Predictive Guardbanding: Program-Driven Timing Margin Reduction for GPUs
Abstract
The energy efficiency of GPU architectures has emerged as an essential aspect of computer system design. In this article, we explore the energy benefits of reducing the GPU chip's voltage to the safe limit, i.e., V_{\min } point, using predictive software techniques. We perform such a study on several commercial off-the-shelf GPU cards. We find that there exists about 20% voltage guardband on those GPUs spanning two architectural generations, which, if 'eliminated' entirely, can result in up to 25% energy savings on one of the studied GPU cards. Our measurement results unveil a program dependent V_{\min } behavior across the studied applications, and the exact improvement magnitude depends on the program's available guardband. We make fundamental observations about the program-dependent V_{\min } behavior.

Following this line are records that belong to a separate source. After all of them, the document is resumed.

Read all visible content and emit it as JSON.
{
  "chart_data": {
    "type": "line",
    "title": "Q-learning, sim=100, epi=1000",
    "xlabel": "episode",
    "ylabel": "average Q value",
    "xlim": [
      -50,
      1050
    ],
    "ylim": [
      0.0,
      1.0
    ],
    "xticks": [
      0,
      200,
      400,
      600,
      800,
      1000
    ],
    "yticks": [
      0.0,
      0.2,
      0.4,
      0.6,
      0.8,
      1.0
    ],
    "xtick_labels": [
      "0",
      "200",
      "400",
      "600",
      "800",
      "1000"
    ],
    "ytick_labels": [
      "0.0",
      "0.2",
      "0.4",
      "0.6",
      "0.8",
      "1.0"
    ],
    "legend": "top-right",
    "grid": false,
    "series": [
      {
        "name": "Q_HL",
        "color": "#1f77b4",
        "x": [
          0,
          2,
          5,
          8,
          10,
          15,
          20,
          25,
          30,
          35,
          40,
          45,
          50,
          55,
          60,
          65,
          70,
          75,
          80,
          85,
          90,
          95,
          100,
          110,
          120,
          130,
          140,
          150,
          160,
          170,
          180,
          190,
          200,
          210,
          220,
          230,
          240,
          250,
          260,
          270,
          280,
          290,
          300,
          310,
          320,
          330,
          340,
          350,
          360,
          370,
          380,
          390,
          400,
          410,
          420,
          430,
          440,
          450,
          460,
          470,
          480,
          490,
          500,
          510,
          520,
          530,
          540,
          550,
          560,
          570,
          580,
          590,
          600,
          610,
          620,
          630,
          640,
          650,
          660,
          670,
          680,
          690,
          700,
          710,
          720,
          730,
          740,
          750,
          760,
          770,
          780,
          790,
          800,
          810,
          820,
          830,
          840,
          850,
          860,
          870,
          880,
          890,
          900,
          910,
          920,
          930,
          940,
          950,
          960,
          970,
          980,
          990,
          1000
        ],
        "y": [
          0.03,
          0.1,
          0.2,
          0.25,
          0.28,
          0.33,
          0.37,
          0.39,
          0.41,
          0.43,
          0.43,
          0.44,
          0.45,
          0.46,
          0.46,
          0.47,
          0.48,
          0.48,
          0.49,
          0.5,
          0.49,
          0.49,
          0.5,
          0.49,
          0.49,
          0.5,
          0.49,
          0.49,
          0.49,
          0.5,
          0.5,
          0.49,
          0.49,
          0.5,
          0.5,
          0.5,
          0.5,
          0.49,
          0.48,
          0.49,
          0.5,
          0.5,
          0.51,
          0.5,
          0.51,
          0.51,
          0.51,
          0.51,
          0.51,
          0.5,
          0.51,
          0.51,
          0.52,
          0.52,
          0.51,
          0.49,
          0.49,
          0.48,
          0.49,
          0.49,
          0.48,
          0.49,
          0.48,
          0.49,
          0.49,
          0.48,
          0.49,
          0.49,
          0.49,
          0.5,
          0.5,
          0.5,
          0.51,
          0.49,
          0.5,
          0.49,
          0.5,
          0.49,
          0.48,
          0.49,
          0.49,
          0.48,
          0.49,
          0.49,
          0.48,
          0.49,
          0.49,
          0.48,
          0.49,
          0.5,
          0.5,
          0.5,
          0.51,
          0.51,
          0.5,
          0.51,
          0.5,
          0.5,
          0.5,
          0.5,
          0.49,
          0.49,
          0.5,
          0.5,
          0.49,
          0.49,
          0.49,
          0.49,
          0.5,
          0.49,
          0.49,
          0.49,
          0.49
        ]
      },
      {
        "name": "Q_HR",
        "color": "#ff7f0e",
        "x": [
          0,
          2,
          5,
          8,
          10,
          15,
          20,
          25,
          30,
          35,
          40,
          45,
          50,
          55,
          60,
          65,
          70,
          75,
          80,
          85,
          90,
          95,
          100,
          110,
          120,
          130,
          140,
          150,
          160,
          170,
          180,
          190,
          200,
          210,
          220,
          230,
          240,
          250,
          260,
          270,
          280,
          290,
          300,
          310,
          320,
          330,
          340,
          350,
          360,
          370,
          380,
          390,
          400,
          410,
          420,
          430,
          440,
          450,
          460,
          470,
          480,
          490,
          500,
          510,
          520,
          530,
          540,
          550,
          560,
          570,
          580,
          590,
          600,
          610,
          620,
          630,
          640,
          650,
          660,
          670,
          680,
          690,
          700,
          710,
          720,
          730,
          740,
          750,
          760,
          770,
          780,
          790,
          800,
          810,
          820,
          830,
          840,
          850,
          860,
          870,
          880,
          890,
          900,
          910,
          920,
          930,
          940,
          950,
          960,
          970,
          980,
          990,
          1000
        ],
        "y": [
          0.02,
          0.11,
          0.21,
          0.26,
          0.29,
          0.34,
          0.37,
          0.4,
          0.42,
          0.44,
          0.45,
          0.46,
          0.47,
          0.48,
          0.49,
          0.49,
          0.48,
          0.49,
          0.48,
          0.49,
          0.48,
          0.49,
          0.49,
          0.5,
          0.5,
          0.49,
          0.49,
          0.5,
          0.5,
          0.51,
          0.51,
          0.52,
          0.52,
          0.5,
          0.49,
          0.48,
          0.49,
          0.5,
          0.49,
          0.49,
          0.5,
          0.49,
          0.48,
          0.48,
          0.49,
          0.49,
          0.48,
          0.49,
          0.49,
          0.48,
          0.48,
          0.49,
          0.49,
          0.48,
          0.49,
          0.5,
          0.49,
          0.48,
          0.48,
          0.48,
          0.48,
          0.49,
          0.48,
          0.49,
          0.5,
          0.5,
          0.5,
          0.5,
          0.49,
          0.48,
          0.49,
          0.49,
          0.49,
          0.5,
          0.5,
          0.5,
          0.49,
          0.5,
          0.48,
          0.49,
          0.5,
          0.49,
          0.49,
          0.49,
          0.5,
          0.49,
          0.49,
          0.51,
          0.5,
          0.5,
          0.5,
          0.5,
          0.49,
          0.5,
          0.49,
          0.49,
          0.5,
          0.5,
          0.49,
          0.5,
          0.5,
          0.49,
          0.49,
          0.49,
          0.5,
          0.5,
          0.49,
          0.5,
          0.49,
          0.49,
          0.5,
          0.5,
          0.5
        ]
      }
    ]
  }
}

We experimentally determine that the voltage noise has a more substantial impact on V_{\min } compared to the process and temperature variation, and the activities during the kernel execution cause large voltage droops. From these findings, we show how to use kernels' microarchitectural performance counters to predict its V_{\min } value accurately. The average and maximum prediction errors are 0.5% and 3%, respectively. The accurate V_{\min } prediction opens up new possibilities of a cross-layer dynamic guardbanding scheme for GPUs, in which software predicts and manages the voltage guardband, while the functional correctness is ensured by a hardware safety net mechanism.